Lots of women have babies at 27. That’s when I had mine and I’m hardly unusual.

I would never involve my parents in a discussion about termination, I just don’t know why people do.

It’s ok to have this baby ( and equally it’s ok not to have this baby IF it’s your decision )

InDeoEstMeaFiducia · 11/08/2020 15:16

Her excuses are all about control, too. You have a partner, you don't need her for 'help' and tbh, I wouldn't want someone so toxic near my child. The rest is just pure bunkum.

LordOfTheOnionRings · 11/08/2020 15:16

LOL tell your mum to fuck off.

You're 27, make your own mind up.

Goongoon · 11/08/2020 15:29

All her reasons are based in opinion, not fact.
You are definitely not too young, your life will certainly not be over, she doesn’t need to live near you to be supportive, having been in your job a year the you’re entitled to full maternity rights, having lived with your partner for a year means you know each other pretty well by now, plenty of people have babies in rented accommodation and you don’t need a car - if you can get to work without a car then you’ll cope perfectly fine as a parent without one.

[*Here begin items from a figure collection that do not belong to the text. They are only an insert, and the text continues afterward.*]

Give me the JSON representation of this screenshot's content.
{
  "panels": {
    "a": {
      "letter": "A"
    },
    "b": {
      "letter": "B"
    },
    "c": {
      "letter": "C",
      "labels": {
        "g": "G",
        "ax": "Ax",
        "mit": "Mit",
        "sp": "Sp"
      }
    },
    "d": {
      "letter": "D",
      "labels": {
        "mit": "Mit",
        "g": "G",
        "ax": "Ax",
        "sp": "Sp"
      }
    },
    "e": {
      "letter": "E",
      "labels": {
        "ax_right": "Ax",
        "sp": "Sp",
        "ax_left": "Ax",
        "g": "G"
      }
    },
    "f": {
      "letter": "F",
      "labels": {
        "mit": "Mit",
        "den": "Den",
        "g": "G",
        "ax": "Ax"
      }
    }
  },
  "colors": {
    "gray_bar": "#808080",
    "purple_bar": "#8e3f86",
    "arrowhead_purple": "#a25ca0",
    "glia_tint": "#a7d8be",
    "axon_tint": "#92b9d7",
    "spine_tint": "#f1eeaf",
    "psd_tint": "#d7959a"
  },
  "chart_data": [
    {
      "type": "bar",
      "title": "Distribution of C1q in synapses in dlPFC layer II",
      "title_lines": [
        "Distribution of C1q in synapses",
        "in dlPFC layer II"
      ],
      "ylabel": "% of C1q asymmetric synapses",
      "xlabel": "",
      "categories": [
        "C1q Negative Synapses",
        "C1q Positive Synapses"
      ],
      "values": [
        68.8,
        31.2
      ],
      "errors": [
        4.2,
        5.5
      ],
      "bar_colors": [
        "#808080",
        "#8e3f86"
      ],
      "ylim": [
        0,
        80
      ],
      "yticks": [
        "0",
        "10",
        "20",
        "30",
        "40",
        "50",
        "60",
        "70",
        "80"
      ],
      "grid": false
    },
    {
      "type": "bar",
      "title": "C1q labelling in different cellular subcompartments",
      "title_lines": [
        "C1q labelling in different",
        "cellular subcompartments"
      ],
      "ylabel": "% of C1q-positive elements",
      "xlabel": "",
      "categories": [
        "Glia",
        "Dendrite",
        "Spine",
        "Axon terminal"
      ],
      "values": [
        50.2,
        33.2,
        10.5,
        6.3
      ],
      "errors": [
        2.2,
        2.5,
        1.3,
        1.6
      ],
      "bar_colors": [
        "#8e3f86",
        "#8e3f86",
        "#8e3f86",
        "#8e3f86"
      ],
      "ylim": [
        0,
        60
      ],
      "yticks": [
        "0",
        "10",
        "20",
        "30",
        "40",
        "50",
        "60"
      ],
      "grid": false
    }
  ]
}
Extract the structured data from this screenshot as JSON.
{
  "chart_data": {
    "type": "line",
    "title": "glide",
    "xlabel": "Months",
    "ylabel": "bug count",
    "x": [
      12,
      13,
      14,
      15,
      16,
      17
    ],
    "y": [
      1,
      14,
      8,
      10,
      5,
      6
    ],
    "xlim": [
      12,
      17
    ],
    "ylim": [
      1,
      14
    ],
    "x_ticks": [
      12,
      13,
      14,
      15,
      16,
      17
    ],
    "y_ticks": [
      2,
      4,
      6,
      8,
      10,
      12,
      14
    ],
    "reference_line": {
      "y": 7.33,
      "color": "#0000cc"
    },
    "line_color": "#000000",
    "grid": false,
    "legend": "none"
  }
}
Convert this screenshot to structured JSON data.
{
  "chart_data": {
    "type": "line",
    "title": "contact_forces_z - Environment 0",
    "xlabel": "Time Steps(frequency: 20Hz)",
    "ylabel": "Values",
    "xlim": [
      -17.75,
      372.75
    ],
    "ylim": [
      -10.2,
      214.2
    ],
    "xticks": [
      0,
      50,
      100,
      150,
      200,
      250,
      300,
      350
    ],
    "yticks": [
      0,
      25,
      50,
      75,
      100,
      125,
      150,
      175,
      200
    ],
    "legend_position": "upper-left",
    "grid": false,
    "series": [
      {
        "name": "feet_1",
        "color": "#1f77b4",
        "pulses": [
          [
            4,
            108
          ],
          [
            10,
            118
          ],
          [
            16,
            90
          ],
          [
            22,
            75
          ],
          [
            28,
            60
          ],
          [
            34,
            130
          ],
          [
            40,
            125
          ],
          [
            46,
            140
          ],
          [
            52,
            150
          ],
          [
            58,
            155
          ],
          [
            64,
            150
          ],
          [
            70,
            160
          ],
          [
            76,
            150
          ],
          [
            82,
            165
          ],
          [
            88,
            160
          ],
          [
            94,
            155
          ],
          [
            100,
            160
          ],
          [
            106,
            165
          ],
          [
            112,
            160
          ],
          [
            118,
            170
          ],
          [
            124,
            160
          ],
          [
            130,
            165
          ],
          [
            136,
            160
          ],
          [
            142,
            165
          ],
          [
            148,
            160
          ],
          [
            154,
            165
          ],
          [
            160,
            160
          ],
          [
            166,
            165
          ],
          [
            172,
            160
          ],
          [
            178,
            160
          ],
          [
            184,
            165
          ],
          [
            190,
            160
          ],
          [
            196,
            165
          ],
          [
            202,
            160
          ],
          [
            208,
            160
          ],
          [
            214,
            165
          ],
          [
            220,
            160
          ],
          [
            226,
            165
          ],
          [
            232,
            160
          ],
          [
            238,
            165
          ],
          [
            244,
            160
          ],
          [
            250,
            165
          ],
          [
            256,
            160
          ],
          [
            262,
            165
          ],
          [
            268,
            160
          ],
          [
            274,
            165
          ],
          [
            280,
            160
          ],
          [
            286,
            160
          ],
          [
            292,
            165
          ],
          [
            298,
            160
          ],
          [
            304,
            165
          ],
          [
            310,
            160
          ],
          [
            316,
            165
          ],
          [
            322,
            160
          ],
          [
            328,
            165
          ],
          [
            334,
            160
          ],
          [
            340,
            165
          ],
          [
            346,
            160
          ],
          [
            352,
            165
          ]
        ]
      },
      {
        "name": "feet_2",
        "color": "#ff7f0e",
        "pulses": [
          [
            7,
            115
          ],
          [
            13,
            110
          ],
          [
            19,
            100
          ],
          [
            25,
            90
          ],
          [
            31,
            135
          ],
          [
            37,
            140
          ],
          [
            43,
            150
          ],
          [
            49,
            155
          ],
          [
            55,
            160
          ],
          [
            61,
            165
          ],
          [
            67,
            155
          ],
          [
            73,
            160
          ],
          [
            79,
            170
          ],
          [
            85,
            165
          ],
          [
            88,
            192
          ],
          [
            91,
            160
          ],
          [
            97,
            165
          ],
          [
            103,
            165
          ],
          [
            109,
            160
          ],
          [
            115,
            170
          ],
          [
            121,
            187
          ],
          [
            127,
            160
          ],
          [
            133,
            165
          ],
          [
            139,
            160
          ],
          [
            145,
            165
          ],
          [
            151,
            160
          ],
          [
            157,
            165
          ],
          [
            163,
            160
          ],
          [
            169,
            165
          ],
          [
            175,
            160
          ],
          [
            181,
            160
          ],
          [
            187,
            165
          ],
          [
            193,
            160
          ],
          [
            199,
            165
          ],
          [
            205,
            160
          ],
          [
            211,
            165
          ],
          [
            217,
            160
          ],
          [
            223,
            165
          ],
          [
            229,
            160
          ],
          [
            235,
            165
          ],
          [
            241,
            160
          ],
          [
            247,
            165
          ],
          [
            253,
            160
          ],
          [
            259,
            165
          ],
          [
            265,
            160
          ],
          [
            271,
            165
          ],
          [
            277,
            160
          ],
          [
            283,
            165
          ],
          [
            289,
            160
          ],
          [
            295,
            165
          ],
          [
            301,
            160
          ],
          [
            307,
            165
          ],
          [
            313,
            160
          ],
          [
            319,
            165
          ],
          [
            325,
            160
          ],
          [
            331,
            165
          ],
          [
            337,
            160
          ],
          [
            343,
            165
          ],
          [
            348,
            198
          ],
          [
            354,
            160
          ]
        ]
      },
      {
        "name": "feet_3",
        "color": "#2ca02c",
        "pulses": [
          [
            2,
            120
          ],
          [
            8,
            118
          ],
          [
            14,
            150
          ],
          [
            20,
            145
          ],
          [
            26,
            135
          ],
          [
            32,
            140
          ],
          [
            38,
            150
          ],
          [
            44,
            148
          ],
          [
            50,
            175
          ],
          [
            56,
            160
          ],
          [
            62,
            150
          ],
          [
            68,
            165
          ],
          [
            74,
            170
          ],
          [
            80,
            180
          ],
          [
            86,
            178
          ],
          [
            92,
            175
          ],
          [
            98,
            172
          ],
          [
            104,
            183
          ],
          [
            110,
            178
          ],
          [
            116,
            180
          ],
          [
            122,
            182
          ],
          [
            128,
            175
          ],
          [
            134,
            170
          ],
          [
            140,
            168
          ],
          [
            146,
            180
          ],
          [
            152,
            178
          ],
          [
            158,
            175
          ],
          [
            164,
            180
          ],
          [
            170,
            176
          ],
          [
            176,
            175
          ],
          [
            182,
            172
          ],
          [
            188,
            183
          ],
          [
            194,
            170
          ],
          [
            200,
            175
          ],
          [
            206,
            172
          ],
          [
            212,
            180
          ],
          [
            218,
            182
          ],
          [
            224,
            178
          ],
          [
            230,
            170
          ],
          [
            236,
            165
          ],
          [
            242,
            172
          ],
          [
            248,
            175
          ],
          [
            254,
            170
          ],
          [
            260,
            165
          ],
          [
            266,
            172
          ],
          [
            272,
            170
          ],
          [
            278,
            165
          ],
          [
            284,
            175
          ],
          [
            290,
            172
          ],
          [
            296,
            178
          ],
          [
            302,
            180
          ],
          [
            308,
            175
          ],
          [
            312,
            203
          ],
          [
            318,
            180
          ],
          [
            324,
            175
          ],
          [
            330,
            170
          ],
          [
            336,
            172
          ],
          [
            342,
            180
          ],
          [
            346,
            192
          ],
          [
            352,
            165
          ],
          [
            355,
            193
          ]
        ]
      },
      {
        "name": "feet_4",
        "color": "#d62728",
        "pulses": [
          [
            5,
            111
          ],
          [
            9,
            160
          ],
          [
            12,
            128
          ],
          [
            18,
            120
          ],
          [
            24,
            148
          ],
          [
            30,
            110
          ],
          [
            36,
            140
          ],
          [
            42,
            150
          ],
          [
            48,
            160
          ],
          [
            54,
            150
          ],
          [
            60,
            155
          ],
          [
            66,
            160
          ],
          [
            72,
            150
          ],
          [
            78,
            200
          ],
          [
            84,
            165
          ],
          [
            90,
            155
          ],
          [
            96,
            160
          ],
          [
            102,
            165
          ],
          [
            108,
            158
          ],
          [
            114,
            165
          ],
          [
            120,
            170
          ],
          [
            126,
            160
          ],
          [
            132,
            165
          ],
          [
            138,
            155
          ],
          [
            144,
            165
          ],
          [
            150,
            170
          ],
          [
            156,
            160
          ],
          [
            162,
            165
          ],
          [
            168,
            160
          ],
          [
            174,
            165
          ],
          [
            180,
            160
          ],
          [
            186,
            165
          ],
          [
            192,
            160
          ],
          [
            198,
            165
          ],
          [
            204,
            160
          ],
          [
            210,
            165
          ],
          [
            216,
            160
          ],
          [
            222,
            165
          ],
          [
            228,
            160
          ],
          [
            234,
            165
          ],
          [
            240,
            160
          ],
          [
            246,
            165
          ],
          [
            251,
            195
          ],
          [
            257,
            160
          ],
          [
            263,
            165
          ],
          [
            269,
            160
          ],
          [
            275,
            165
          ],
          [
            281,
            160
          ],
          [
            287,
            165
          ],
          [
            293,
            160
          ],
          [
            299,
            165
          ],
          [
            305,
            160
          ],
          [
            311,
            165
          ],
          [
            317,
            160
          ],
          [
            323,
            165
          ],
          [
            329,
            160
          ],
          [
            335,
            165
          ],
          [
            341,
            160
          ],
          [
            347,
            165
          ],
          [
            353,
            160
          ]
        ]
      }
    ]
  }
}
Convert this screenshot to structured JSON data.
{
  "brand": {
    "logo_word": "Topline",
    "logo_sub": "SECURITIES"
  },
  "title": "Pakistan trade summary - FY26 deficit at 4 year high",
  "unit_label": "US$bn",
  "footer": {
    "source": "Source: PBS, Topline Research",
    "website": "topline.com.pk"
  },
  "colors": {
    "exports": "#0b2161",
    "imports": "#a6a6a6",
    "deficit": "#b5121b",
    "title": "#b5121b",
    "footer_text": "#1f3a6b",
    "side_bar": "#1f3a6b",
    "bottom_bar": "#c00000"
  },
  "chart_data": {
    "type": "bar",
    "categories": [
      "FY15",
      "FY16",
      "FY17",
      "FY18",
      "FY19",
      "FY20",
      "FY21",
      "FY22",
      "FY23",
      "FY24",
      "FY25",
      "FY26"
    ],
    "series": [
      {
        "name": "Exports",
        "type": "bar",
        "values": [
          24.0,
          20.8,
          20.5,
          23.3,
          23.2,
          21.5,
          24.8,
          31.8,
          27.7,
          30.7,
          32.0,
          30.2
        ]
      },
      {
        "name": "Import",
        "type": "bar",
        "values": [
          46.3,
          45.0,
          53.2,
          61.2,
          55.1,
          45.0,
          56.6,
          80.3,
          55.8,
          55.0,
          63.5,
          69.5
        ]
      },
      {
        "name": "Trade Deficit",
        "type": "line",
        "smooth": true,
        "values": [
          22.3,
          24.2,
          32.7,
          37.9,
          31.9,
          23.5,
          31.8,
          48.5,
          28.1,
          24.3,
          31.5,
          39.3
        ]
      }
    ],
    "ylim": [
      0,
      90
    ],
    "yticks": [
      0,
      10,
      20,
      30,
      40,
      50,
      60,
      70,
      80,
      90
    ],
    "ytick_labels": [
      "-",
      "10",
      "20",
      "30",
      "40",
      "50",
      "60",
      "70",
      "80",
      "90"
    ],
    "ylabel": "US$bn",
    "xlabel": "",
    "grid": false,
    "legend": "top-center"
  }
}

Plenty of people will disagree with me, but I believe there’s hardly ever a ‘right time’ to have a baby. I was 27 when I had my first. I felt young in some respects (Some other mums I met at baby groups were first time mums at 35 and and had already set themselves up financially and had nice big houses in lovely catchment areas), but I felt old in others (some of my friends kids were 5 already and they were well out of the sleepless nights stage and in school while they were still young and had energy to put into work again).

And a combined income of £120K means that you’re already financially stable enough to have kids.
At 27 and having our first we had a combined income of £45K. 8 years in I earn that alone, even after paying childcare for 2 kids in the mean time as we didn’t have family support.

If YOU want an abortion, by all means go ahead, do what’s best for your physical and mental health. But if you decide to go through with the pregnancy and parenthood, you’ll be absolutely fine. Good luck, whatever you decide.

Goongoon · 11/08/2020 15:33

You know what, scrap “you’ll be fine”.
Having kids is bloody wonderful. Hard, but wonderful. If you decide to have your baby then you’ll be more than just “fine”.

Franticbutterfly · 11/08/2020 15:35

I was every single thing on your list when I got pregnant at 26 and my now DH and I had only been together 7 months. We now are married, own a beautiful home, have holidays, have moved near my mum, I passed my driving test...There is never a good time to have a baby, but it'll work out in the end. Don't let people baby you, I'm sure you are an extremely capable woman.